The past two or so years have seen a stream of litigation cases arising from divorces. Very often, the problems arise when one party to the divorce (usually the wealthier partner) is seen by the Court as not engaging with Court process, usually by not complying with Court orders. The recent English case of Hope v Krejci is another example of this trend, but with more severe consequences than most for the non-complying party.

The most recent decision in that matter concerned the wife’s attempts to obtain assets which the Court had ordered be transferred to her. The wife was at one stage the beneficiary of the family trust, The Krejci Family Trust. In the course of the divorce proceedings, she was excluded from the class of beneficiaries. The family trust was the 100% owner of Damsonetti Holdings Limited. Damsonetti in turn owned three motor vehicles. The trust was varied by the Court and the husband was ordered to transfer these vehicles to the wife (on the basis of a finding that the trust property was in effect all the husband’s property), but he failed to do so and was thus in breach of the order.

The husband’s conduct in the litigation was heavily criticised by numerous judges. One judge described it as “truly abysmal” and “frankly appalling“.

In light of the failure to transfer the three vehicles, the wife applied to have the husband committed for contempt of court. The husband continued to fight his corner. He claimed that two of the vehicles had been taken to the Czech Republic and the Ukraine respectively. He also claimed that one of those vehicles was not in fact owned by him, but by a well-known tennis player. The third vehicle was said to have been scrapped, but the husband was not able to adequately explain why – if this was the case – he continued to make filings in relation to the vehicle with the relevant British government agency.
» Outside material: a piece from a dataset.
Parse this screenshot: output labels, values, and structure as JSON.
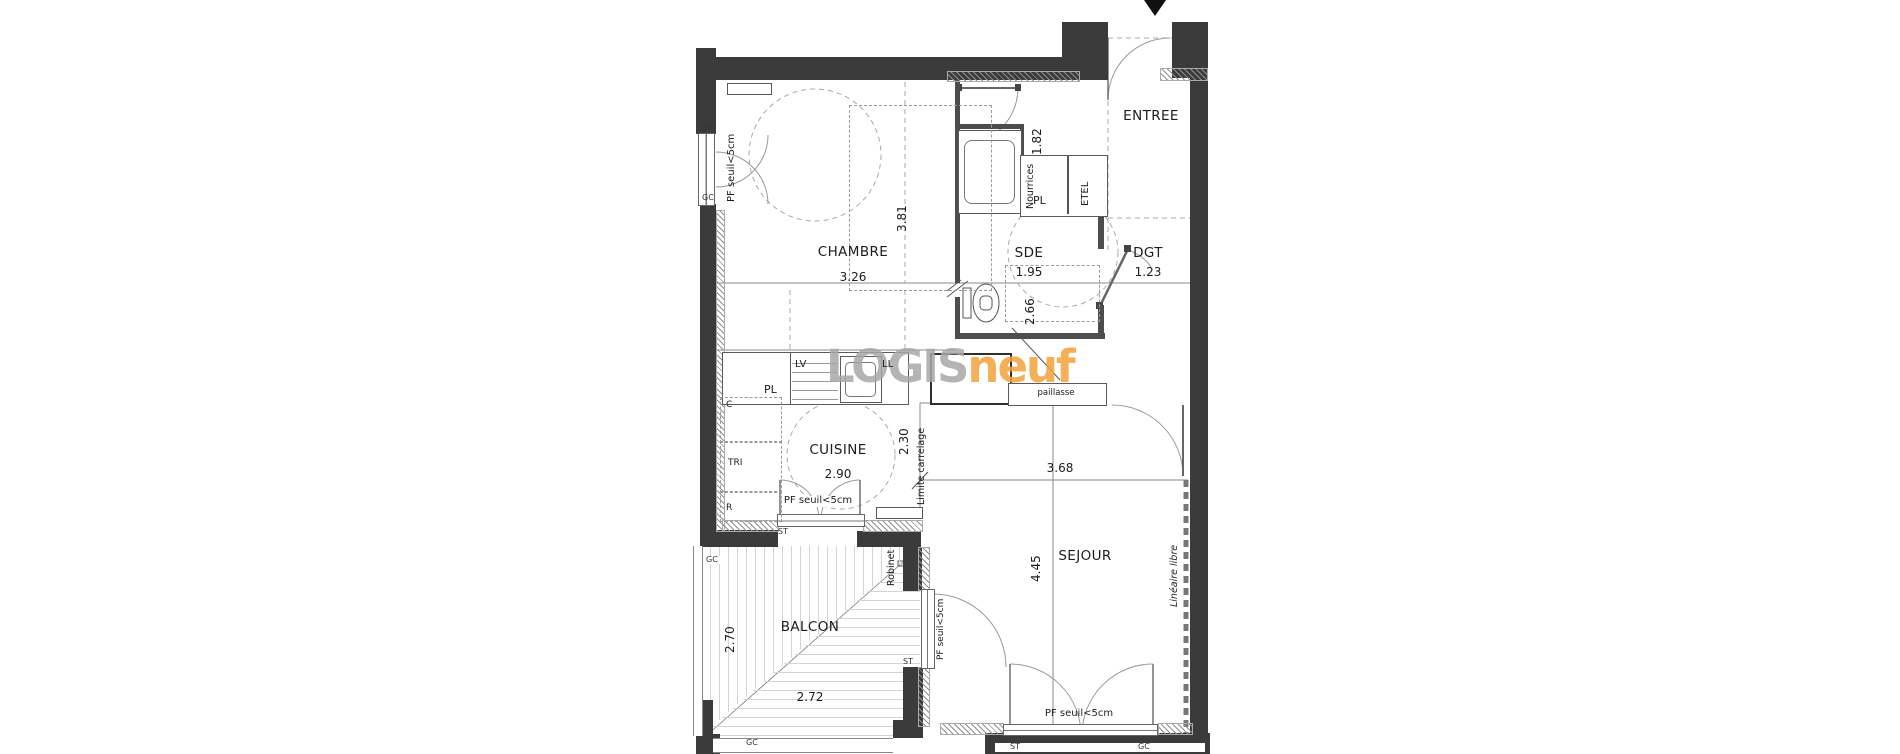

The judge found in relation to all three vehicles, that the husband had failed to transfer the vehicles or (where appropriate) make any effort to retrieve them. Accordingly, he found the husband to be in contempt and sentenced him to two months in prison. The period was relatively short as the estimated value of the three vehicles was only GBP16,000. However, the prison term was suspended for six weeks to give the husband the time to pay the sum of GBP 16,000 instead.

The case demonstrates the increasing tendency of the English courts to take a tough line against parties who it believes are not complying with court orders, despite having the means to do so. That said, although this trend will give hope to those trying to enforce their rights under such court orders, it can still be a long road.